The filling can be made 2 to 3 days ahead and kept in the refrigerator.
Tamale Dough: Soak one package of cornhusks over night. They must be soft
to work with the next day.
Beat shortening in mixer until light and fluffy. Alternately add the masa
with the salt and chicken stock. Slowly add the melted butter. Continue to beat
for at least five minutes until it is the consistency of play dough. The dough
should not stick to your hands.
To assemble the tamales, drain the water from the cornhusk. One at a time,
flatten each husk with the narrow end facing you. Make a dough ball about the
size of a ping-pong ball and spread it onto the top 2/3 of the cornhusk. Do
not spread the dough all the way to the edge of the husk. Spread about 1 1/2
tablespoons of meat mixture down the middle of the masa. Roll up the cornhusk
starting at the narrow end of the tamale.

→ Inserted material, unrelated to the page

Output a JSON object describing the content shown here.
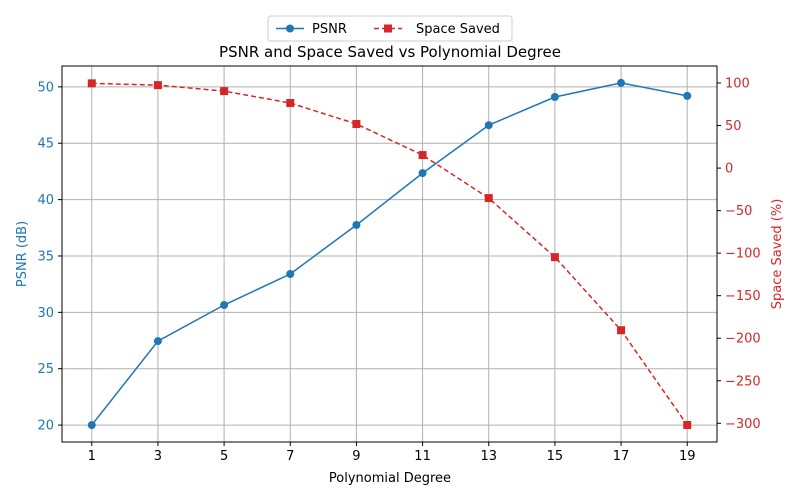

Bring the narrow end of the tamale
forward and then fold in each side alternately. Tie off with twine or a strip
of cornhusk.
Place the wrapped tamales in a steamer standing with the open side up and
steam covered for about 45 minutes to one hour. The masa will be firm. Make
sure the steamer does not run out of water. Check it often. Remove and serve
with Chipotle Cream Sauce.
Chipotle Cream Sauce: Combine all ingredients and simmer until melted.
Serve with hot tamales.
Yield: 6 servings
To freeze the tamales for later use, refrigerate uncovered until cool and then
freeze in heavy foil.
They can be frozen for up to three months.